Interpath Advisory, the restructuring business sold by KPMG in 2021, has reported its third pre-tax loss in four years of independence, newly filed accounts reveal.
Financial Performance: Losses Amid Growth
The company, now owned by private equity group HIG Capital, posted a pre-tax loss of £11m for the year to 28 March 2025. This marks a stark reversal from the £3.1m profit recorded the previous year and follows losses of £10.6m and £10.2m in its first two years after the buyout.
Despite the loss, the firm's revenue showed strong growth, climbing from £163.6m to £198.9m. Its adjusted EBITDA (Earnings Before Interest, Taxes, Depreciation, and Amortisation) also rose by 36 per cent to £58.6m, with an operating profit of £17.4m.

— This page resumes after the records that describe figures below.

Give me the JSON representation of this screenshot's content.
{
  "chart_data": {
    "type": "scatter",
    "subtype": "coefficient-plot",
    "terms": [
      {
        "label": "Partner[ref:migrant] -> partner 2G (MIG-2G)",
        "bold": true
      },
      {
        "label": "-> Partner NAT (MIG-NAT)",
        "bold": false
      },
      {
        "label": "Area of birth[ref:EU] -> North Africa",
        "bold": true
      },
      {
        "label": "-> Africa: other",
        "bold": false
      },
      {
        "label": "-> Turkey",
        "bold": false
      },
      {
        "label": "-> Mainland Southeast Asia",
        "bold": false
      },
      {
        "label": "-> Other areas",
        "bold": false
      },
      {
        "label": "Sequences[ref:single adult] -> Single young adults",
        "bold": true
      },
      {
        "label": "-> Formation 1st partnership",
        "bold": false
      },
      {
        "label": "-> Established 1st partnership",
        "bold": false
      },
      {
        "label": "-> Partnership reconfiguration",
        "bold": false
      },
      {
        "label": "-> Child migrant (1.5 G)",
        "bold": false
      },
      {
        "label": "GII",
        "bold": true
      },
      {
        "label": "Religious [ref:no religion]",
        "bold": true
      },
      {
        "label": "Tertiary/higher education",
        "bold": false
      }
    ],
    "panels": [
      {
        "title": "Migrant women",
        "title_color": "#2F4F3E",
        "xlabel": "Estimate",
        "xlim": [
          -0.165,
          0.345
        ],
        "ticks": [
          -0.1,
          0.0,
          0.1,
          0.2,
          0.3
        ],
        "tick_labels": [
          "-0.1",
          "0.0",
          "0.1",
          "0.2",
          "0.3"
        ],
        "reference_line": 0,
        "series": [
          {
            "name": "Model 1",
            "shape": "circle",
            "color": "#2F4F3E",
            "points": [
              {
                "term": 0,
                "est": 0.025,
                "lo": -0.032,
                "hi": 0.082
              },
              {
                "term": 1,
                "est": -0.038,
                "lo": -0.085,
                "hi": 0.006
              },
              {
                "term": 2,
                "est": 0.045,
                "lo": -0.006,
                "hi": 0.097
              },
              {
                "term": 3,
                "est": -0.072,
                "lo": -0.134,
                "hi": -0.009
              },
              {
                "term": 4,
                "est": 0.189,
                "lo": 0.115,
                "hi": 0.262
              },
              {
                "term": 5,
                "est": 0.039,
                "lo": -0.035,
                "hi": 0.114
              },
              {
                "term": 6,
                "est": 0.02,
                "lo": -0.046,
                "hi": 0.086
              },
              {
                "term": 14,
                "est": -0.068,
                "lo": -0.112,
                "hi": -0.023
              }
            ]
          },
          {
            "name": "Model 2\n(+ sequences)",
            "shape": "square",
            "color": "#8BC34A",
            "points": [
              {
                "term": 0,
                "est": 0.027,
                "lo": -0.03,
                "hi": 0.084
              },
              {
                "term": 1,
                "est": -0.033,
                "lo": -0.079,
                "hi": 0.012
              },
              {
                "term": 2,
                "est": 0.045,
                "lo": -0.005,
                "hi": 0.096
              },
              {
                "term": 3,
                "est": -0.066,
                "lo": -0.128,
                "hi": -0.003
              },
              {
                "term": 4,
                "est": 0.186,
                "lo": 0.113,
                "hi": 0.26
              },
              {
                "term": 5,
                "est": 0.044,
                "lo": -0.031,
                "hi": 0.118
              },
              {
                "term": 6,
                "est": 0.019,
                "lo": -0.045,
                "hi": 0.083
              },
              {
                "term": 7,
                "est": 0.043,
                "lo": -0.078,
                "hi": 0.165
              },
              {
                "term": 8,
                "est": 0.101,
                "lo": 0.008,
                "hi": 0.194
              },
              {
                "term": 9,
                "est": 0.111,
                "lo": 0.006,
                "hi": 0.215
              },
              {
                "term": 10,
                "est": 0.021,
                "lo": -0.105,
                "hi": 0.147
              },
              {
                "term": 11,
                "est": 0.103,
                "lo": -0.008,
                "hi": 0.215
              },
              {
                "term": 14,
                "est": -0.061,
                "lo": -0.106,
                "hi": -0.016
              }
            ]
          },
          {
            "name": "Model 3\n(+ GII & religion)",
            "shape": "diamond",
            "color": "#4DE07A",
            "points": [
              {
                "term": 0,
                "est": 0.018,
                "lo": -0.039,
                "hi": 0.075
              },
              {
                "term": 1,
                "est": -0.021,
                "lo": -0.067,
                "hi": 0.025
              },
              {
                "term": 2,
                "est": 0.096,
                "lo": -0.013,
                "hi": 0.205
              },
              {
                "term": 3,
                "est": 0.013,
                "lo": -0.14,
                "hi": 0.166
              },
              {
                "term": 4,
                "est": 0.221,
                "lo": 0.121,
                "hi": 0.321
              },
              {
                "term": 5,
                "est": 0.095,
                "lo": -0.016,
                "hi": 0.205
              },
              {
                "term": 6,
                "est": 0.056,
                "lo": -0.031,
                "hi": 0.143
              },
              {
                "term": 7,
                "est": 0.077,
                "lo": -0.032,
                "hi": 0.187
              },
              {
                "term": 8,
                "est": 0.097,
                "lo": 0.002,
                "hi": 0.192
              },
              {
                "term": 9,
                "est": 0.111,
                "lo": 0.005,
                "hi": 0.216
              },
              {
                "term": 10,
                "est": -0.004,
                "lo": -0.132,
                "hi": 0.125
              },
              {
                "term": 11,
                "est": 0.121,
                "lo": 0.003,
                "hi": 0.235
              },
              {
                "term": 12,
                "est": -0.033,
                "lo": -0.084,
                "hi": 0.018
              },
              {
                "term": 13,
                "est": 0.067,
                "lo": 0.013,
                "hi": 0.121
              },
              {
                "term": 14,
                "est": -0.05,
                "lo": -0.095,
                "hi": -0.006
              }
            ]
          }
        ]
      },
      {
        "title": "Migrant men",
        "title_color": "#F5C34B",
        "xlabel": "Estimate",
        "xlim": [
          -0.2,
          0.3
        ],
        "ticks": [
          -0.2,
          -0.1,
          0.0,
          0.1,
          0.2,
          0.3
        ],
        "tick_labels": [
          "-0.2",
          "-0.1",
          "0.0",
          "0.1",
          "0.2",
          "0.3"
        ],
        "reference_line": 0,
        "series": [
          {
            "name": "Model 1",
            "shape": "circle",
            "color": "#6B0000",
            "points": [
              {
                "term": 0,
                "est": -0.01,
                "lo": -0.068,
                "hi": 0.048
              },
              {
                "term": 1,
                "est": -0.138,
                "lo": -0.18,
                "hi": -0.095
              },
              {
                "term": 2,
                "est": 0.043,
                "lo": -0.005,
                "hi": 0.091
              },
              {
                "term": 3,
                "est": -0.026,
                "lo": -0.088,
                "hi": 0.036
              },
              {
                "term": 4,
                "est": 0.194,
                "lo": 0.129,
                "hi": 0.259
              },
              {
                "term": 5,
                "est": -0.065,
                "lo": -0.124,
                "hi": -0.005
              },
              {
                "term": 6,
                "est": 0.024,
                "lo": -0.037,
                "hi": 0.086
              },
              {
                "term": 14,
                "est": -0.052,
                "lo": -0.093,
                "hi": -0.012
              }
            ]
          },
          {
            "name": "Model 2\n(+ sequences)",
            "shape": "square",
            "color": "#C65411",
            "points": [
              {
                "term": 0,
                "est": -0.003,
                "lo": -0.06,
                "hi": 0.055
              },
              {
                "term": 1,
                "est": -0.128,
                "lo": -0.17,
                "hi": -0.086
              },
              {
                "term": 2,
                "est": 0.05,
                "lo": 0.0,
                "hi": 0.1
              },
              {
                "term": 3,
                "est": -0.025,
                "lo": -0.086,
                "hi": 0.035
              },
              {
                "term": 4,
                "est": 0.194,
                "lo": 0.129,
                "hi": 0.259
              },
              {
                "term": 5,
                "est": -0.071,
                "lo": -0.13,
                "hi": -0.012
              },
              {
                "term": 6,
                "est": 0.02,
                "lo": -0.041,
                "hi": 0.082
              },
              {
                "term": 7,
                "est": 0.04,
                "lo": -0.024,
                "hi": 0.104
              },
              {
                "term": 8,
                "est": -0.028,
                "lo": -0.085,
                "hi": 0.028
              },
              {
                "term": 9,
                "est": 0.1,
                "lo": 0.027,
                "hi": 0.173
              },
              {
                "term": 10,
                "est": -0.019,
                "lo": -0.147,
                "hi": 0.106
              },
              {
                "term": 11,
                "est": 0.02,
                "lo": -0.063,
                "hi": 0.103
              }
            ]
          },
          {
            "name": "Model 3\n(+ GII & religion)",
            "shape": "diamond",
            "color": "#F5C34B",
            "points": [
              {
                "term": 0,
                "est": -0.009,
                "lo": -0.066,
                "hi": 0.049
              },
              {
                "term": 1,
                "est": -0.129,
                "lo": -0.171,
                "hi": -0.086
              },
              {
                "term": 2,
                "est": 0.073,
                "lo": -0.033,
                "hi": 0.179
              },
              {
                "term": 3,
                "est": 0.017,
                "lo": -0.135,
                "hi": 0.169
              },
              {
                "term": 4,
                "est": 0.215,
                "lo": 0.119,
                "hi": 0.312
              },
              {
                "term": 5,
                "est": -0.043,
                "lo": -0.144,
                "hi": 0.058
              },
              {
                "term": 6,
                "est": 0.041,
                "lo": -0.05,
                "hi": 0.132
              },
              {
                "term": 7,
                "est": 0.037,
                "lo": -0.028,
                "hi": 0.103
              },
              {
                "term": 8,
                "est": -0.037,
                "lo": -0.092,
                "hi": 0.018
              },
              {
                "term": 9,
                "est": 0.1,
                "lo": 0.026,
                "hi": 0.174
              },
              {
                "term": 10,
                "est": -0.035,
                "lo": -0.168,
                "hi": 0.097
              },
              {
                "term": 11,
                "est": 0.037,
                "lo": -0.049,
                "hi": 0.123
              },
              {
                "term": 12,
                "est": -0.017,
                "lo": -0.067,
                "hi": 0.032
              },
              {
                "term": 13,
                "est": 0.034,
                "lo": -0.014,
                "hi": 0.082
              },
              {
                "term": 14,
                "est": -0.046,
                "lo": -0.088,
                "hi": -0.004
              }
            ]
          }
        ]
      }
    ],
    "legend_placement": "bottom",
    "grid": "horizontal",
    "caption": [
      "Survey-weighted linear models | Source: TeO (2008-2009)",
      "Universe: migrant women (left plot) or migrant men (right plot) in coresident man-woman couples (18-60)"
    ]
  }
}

Headcount increased significantly from 703 to 1,012 employees.
Expansion Costs and CEO Confidence
The accounts highlight the cost of ambitious global expansion. The company's new French division contributed an operating loss of £18.4m, which included substantial set-up costs of £17.9m.
Interpath's chief executive, Mark Raddan, struck a defiantly optimistic tone. "We're unapologetic and uncompromising in our growth ambitions," he stated. "Although we're only four years old, we have a clear vision to become one of the world's leading advisory firms."
He pointed to the firm's strategy of planting "the Interpath flag in major financial centres across the globe," making acquisitions, and hiring top professionals as the driver behind the accelerating revenues.
Future Outlook in a Volatile Market
Raddan argued that the current economic climate plays to the firm's strengths. "We have seen much higher levels of economic volatility and less predictable cycles," he said, adding that this suits Interpath's model of building a "balanced business" to help clients "succeed in increasingly uncertain markets."
The latest results come amid a backdrop of potential ownership change. Last year, it was reported that HIG Capital was preparing a formal sale process for Interpath, targeting a valuation of approximately £800m—double the £400m it paid KPMG in 2021.